WHEN MEDIATION SERVES THE PUBLIC INTEREST

There are those who say that conflict sells newspapers.

So it’s good news for mediators when the Fourth Estate promotes more collaborative means of resolving disputes.

An editorial in today’s Asheville Citizen Times put in a plug for mediation when it urged the Asheville City Council and the Buncombe County Board of Commissioners to work together to resolve an ongoing battle over water management issues. As the editor explained,

“Going to court would mean tens of thousands of taxpayer dollars spent to resolve the dispute. It would mean a judge, rather than the elected officials whose job it is, deciding how the water distribution system will work. The matter could take months or years to resolve as appeals wind their way through the courts. In the meantime, a water system desperately in need of repairs would continue to deteriorate…Going to court would also undoubtedly strain amicable feelings among local leaders—further damaging regional cooperation for decades.

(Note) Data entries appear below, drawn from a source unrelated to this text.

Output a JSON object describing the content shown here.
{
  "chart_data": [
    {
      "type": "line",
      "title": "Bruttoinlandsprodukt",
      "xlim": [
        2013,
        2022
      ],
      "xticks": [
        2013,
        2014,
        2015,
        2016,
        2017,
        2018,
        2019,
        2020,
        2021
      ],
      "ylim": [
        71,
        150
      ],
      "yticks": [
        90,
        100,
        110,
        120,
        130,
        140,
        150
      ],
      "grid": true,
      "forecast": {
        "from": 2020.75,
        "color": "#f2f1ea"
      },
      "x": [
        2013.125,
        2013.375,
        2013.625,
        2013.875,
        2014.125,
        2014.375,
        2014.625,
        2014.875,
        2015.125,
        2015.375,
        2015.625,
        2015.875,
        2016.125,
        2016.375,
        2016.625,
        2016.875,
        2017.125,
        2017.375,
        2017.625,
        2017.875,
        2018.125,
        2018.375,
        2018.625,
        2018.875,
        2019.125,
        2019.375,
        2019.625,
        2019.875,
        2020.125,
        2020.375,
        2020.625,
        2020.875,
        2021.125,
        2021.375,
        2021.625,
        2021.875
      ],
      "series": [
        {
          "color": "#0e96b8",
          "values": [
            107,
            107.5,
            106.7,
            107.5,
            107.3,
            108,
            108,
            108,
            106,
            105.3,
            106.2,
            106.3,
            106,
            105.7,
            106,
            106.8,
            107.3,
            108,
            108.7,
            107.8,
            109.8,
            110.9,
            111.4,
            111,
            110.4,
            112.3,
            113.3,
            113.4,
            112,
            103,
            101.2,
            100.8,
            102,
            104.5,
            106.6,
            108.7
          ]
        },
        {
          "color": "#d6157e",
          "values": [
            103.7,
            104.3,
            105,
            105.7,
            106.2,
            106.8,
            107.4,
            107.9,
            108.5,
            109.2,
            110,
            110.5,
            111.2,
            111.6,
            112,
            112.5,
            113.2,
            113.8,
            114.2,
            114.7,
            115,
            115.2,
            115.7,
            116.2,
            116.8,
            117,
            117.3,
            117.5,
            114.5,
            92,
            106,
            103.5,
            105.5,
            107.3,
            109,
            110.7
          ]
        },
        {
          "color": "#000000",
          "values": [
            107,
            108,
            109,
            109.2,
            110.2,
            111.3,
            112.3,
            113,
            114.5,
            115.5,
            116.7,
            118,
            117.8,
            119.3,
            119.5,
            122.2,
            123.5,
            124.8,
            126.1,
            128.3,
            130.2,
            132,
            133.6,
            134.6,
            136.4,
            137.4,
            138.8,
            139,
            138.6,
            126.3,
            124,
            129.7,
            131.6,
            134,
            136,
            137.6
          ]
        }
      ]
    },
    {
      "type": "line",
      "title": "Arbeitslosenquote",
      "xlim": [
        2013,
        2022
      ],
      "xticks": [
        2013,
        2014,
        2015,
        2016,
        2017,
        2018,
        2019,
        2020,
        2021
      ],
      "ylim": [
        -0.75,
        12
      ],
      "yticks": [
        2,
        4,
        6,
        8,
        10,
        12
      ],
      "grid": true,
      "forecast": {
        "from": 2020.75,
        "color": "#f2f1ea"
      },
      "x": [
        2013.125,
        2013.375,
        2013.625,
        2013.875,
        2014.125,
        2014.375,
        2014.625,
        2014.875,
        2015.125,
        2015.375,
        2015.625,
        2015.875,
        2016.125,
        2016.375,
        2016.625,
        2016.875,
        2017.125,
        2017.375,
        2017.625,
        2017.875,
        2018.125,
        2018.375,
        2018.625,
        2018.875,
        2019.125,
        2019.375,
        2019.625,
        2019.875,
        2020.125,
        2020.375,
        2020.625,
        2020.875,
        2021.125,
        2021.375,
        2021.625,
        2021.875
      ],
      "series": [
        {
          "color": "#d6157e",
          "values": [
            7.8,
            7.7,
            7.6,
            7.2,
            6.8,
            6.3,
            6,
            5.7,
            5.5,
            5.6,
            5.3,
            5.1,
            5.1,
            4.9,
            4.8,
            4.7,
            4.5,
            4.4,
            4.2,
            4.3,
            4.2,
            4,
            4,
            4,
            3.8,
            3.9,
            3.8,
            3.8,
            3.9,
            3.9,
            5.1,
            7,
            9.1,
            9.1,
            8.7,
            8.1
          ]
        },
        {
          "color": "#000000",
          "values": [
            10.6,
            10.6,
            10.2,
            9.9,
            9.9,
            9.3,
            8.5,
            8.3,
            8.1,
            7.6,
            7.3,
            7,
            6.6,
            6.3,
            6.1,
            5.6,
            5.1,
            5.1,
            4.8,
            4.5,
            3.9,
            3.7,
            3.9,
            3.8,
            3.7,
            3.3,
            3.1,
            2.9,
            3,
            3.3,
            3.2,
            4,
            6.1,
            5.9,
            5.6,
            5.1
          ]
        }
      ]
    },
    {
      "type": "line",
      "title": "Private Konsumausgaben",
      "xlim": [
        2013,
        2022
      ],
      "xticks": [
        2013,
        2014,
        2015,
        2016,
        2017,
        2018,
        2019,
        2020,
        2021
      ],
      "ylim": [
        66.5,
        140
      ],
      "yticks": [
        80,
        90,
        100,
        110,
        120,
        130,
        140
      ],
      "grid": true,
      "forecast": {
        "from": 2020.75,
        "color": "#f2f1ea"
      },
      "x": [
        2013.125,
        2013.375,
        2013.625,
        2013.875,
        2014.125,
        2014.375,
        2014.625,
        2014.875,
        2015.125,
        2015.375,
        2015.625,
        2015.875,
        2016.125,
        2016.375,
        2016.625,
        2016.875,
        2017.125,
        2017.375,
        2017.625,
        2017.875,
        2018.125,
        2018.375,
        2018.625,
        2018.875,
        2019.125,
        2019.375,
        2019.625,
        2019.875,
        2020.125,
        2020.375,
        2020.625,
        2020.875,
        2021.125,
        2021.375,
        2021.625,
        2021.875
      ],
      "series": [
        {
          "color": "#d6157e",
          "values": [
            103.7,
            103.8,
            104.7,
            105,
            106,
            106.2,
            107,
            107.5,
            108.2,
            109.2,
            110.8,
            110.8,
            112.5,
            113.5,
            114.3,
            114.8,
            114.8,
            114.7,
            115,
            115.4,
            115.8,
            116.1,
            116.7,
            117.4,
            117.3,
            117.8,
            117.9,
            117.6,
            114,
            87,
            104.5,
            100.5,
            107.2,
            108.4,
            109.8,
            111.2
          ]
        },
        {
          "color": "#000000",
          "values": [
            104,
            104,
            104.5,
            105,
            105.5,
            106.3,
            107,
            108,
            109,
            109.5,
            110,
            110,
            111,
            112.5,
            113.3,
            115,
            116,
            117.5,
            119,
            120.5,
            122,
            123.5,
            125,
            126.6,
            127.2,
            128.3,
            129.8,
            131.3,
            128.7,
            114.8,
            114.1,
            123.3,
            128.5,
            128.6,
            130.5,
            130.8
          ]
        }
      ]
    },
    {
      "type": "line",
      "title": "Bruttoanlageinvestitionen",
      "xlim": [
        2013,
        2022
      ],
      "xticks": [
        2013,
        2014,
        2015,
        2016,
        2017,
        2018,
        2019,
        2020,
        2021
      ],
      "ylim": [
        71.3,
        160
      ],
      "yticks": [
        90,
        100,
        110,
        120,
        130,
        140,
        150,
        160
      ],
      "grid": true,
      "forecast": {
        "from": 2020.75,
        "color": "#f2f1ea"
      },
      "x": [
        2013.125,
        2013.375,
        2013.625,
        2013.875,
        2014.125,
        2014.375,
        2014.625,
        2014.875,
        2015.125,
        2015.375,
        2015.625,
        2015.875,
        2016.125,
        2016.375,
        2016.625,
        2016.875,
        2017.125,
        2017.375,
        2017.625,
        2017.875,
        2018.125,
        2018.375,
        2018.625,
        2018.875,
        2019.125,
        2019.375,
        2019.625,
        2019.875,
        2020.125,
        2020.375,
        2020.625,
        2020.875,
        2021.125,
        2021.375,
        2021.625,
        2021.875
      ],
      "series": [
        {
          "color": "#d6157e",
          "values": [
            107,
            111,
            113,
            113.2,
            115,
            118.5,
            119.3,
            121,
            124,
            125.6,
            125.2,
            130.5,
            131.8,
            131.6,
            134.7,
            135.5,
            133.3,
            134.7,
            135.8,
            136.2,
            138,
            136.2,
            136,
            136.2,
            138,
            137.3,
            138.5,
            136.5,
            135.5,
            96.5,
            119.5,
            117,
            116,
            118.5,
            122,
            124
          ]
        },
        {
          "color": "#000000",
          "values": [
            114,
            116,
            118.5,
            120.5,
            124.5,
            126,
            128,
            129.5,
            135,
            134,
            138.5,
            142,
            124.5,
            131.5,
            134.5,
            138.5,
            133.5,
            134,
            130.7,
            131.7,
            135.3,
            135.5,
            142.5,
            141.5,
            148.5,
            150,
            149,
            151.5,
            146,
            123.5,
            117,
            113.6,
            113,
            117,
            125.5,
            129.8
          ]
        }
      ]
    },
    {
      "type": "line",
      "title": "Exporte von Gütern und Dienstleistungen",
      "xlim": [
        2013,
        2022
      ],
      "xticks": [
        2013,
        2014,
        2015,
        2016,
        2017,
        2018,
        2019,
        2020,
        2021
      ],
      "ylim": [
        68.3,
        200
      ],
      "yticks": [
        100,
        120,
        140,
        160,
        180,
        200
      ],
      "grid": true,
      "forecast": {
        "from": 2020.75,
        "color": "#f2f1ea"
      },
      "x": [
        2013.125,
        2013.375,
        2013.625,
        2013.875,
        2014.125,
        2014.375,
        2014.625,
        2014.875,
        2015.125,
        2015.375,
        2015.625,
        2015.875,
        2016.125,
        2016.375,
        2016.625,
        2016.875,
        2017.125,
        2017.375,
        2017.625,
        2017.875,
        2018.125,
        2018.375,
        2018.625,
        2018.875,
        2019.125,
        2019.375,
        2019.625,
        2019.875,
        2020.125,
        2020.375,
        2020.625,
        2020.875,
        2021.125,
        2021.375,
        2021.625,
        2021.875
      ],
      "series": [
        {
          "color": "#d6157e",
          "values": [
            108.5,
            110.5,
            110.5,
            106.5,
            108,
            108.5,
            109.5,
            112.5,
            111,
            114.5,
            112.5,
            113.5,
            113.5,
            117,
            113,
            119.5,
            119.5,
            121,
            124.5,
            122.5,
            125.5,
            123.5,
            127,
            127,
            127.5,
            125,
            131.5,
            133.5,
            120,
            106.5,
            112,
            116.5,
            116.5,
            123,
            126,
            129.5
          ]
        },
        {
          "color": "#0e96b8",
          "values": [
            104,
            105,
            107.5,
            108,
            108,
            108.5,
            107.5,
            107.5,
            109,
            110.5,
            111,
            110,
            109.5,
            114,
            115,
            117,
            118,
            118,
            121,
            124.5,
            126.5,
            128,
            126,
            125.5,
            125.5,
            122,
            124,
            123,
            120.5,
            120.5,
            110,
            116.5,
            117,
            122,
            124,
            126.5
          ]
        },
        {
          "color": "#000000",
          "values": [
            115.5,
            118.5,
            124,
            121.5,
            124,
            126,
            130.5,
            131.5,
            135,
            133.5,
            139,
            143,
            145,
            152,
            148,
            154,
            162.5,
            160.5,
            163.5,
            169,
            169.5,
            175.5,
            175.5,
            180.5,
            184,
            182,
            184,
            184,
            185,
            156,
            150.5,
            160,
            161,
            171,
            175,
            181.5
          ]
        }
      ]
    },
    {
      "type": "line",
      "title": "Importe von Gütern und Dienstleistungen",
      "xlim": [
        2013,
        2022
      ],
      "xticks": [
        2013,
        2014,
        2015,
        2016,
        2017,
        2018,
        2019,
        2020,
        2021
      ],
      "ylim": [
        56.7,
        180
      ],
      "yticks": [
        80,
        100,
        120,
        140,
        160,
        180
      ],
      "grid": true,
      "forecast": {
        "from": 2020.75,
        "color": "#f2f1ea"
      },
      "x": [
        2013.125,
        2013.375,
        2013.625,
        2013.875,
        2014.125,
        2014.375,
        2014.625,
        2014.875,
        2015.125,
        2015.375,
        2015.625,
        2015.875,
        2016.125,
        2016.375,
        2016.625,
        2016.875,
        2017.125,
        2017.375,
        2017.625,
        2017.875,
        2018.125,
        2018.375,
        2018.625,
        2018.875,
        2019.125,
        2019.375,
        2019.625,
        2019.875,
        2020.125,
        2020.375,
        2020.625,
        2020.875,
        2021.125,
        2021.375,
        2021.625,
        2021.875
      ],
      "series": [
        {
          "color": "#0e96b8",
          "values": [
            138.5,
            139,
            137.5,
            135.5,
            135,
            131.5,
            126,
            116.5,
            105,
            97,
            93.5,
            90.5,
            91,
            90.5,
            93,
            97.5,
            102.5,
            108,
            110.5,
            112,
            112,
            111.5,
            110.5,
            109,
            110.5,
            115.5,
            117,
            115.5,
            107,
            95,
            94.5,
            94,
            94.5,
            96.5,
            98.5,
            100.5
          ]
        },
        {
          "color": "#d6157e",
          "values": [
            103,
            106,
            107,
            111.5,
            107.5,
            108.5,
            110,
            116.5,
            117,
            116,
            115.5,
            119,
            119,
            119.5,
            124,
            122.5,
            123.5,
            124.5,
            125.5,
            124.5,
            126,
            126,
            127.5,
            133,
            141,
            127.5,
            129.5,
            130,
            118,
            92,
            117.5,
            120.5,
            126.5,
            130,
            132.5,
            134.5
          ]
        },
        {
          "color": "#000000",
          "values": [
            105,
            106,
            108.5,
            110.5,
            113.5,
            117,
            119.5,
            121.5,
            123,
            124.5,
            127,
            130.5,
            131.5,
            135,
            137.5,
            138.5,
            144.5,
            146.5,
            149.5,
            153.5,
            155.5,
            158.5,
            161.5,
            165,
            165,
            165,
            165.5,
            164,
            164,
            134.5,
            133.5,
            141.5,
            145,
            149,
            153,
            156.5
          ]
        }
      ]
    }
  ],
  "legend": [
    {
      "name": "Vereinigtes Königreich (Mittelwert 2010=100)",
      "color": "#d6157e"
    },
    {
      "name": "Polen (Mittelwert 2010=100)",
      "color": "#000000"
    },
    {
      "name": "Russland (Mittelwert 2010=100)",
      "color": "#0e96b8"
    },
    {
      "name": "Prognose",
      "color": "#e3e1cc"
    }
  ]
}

In other words, resolving the matter in court is clearly not an acceptable alternative. Mediation, however, is. Time is running out. What’s needed is an impartial, well-trained mediator who can help all sides find common ground and reach an outcome that best serves all constituencies.

Given an effective process, people of goodwill can resolve seemingly irreconcilable differences.”

This is one journalist who understands that while conflict may sell newspapers, it does nothing to solve problems. Mediation, on the other hand, certainly can.